Этот поэтический форум отложился в сознании Тарковского в следующем виде (как сформулировал он лет десять спустя, уже в столице, поступив в семинар профессора Шенгели). Есть два ряда поэтов. Один ряд — поэты революционные: Демьян Бедный, Кириллов, Гастев, Александров, Герасимов… Другие — "влетевшие в РСФСР из бывшей империи" просто поэты: Кузмин, Сологуб, Андрей Белый, Василий Каменский…
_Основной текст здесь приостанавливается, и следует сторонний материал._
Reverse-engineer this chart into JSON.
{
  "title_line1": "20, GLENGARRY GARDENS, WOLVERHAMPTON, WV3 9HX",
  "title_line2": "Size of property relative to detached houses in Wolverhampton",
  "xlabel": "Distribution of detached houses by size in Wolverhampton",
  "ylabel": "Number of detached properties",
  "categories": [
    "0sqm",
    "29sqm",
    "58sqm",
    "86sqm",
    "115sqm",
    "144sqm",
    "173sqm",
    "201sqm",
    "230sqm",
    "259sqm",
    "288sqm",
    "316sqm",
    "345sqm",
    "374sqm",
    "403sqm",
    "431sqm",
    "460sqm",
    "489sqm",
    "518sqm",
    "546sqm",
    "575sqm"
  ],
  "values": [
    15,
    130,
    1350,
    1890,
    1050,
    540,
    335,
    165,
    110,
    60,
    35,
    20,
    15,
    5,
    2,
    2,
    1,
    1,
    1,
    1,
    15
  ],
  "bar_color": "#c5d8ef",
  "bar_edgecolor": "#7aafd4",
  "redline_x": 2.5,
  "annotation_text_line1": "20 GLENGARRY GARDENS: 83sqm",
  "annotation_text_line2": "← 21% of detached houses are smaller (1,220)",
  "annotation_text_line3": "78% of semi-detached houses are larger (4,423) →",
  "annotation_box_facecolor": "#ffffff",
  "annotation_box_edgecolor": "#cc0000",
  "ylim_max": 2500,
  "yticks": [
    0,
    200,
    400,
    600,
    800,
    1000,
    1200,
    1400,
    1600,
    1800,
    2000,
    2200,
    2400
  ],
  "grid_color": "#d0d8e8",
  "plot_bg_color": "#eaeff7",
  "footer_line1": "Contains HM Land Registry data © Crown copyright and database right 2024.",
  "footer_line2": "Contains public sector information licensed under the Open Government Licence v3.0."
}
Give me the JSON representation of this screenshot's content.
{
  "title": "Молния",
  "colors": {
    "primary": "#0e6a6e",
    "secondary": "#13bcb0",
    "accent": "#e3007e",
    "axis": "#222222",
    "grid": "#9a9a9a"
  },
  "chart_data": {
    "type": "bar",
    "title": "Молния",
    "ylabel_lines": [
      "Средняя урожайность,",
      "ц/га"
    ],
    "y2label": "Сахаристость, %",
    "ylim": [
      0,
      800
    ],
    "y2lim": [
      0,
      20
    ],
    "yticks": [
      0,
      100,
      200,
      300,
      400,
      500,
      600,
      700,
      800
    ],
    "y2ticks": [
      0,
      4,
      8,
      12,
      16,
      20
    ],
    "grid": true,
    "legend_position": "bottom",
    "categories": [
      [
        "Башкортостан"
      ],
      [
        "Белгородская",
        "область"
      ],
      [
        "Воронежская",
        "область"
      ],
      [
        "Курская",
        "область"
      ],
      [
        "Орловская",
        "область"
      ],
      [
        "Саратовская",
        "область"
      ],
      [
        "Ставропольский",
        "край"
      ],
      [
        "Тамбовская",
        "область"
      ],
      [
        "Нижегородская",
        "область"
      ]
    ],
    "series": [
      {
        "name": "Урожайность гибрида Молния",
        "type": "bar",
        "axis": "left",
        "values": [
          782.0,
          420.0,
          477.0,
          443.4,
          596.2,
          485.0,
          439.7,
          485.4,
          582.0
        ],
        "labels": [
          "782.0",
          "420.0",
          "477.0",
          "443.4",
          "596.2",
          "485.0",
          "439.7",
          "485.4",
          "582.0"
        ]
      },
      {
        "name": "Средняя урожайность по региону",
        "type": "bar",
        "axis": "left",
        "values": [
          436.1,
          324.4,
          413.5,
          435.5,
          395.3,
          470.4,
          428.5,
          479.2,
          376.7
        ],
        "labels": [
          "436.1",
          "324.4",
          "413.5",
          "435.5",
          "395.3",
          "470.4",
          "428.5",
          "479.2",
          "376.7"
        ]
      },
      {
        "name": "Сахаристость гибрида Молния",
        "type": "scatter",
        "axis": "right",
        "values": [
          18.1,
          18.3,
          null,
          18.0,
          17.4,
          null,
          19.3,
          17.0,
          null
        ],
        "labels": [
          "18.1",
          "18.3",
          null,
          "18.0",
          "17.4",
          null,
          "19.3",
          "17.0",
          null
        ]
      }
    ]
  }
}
Разумеется, разделение довольно грубое, и по персоналиям не бесспорное (Каменский вряд ли "просто поэт", а Александрова и Кириллова как поэтов сегодня вообще мало кто помнит). И Тарковский сразу уточняет, что такое разделение характерно лишь для "того времени" — для 20-х годов. Можно уточнить и другое: оказавшись перед выбором, он выбор сделал. О вступлении в первый, революционный ряд и мысли не было! А если стать "просто поэтом" то следовало сразу же согласиться на второй ряд.
Здесь — объяснение того нестандартного интереса к "поэтам начала века", которых Тарковский мыслил не персонами, а носителями некоего "собирательного качества", причем себя самого он склонен был отождествить именно с "кем-нибудь из небольших поэтов… с Дельвигом, быть может". Какое твердое неприятие гигантомании, на которой держалось все державное, великое, грандиозное! (Интерес к Пушкину и Тютчеву возник позже, и о Лермонтове были написаны стихи — тоже позже).
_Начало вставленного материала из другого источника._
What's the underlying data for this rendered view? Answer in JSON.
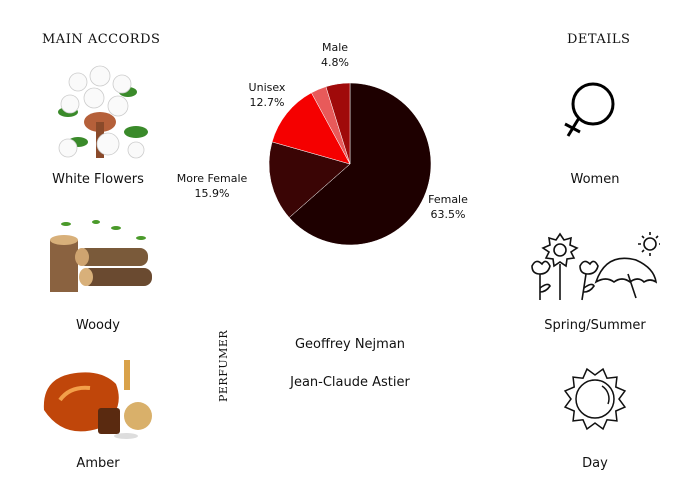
{
  "main_accords": {
    "title": "MAIN ACCORDS",
    "items": [
      {
        "label": "White Flowers",
        "icon": "white-flowers-image"
      },
      {
        "label": "Woody",
        "icon": "wood-logs-image"
      },
      {
        "label": "Amber",
        "icon": "amber-stone-image"
      }
    ]
  },
  "details": {
    "title": "DETAILS",
    "items": [
      {
        "label": "Women",
        "icon": "female-symbol-icon"
      },
      {
        "label": "Spring/Summer",
        "icon": "spring-summer-icon"
      },
      {
        "label": "Day",
        "icon": "sun-icon"
      }
    ]
  },
  "perfumer": {
    "title": "PERFUMER",
    "names": [
      "Geoffrey Nejman",
      "Jean-Claude Astier"
    ]
  },
  "chart_data": {
    "type": "pie",
    "start": "top",
    "direction": "clockwise",
    "slices": [
      {
        "name": "Female",
        "value": 63.5,
        "label": "63.5%",
        "color": "#1e0000"
      },
      {
        "name": "More Female",
        "value": 15.9,
        "label": "15.9%",
        "color": "#3a0505"
      },
      {
        "name": "Unisex",
        "value": 12.7,
        "label": "12.7%",
        "color": "#f50000"
      },
      {
        "name": "",
        "value": 3.1,
        "label": "",
        "color": "#e85a5a"
      },
      {
        "name": "Male",
        "value": 4.8,
        "label": "4.8%",
        "color": "#a00a0a"
      }
    ]
  }
}
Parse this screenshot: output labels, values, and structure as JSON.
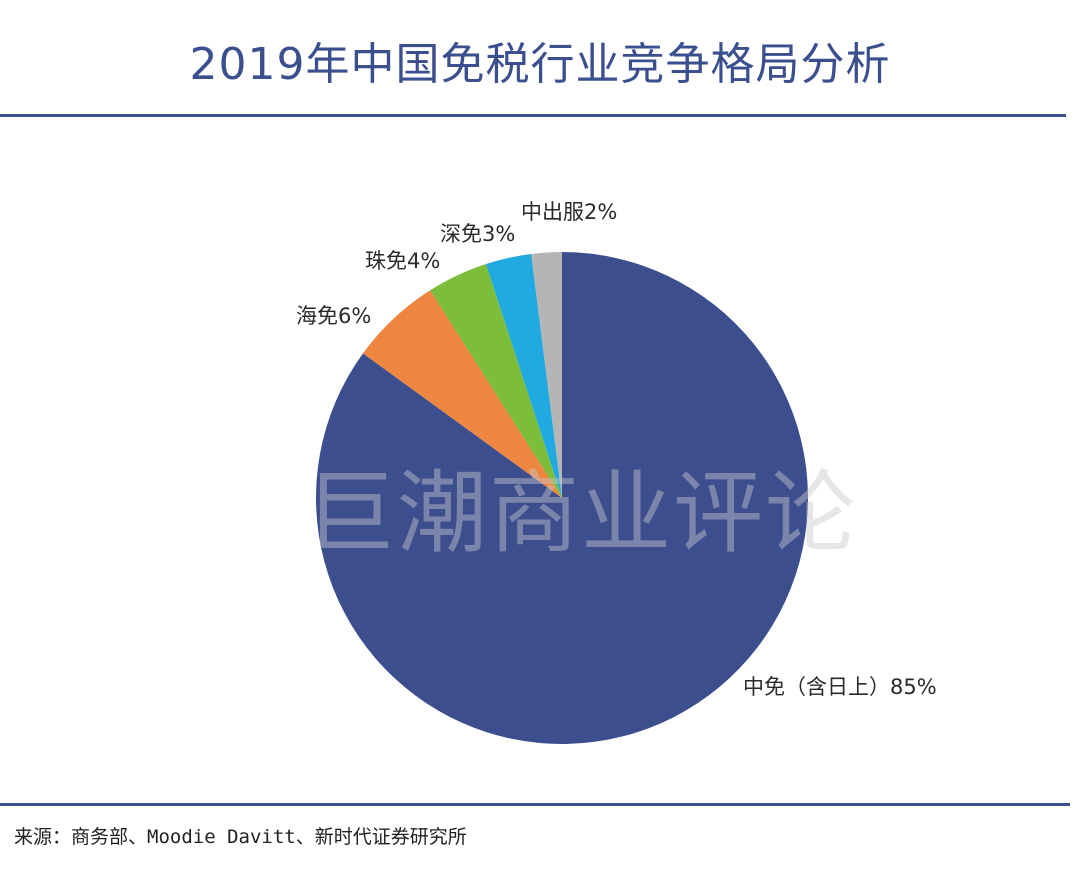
{
  "title": "2019年中国免税行业竞争格局分析",
  "source": "来源：商务部、Moodie Davitt、新时代证券研究所",
  "watermark": "巨潮商业评论",
  "colors": {
    "accent": "#3b4f8f",
    "cdf": "#3d4e8e",
    "haimian": "#ec8641",
    "zhumian": "#7cbd3a",
    "shenmian": "#21aae1",
    "zhongchufu": "#b5b5b5"
  },
  "chart_data": {
    "type": "pie",
    "title": "2019年中国免税行业竞争格局分析",
    "start_angle": "12 o'clock, clockwise",
    "categories": [
      "中免（含日上）",
      "海免",
      "珠免",
      "深免",
      "中出服"
    ],
    "values": [
      85,
      6,
      4,
      3,
      2
    ],
    "unit": "%",
    "labels": [
      "中免（含日上）85%",
      "海免6%",
      "珠免4%",
      "深免3%",
      "中出服2%"
    ],
    "colors": [
      "#3d4e8e",
      "#ec8641",
      "#7cbd3a",
      "#21aae1",
      "#b5b5b5"
    ],
    "legend": "none (data labels outside slices)"
  },
  "labels": {
    "cdf": "中免（含日上）85%",
    "haimian": "海免6%",
    "zhumian": "珠免4%",
    "shenmian": "深免3%",
    "zhongchufu": "中出服2%"
  }
}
Отчетливо выраженное нежелание травиться "великими идеями", без которых не мыслила себя советская поэзия большого стиля! Неукоснительная готовность хлебать из "горькой обжигающей чаши… саднящее зелье беды"… Принять судьбу тех, что идут "стороной", отказываясь от столбовой дороги истории.
Но попробуй уберечься, если история сама влетает с большой дороги на окраину бывшей империи! Чехарда властей! Дети играют гранатами, патронами "и даже снарядами". С улиц исчезают "хорошо одетые мальчики" (в шляпах на резинке), все ходят в перешитых шинелях и гимнастерках. Бронепоезд делается чем-то более реальным, чем гимназия.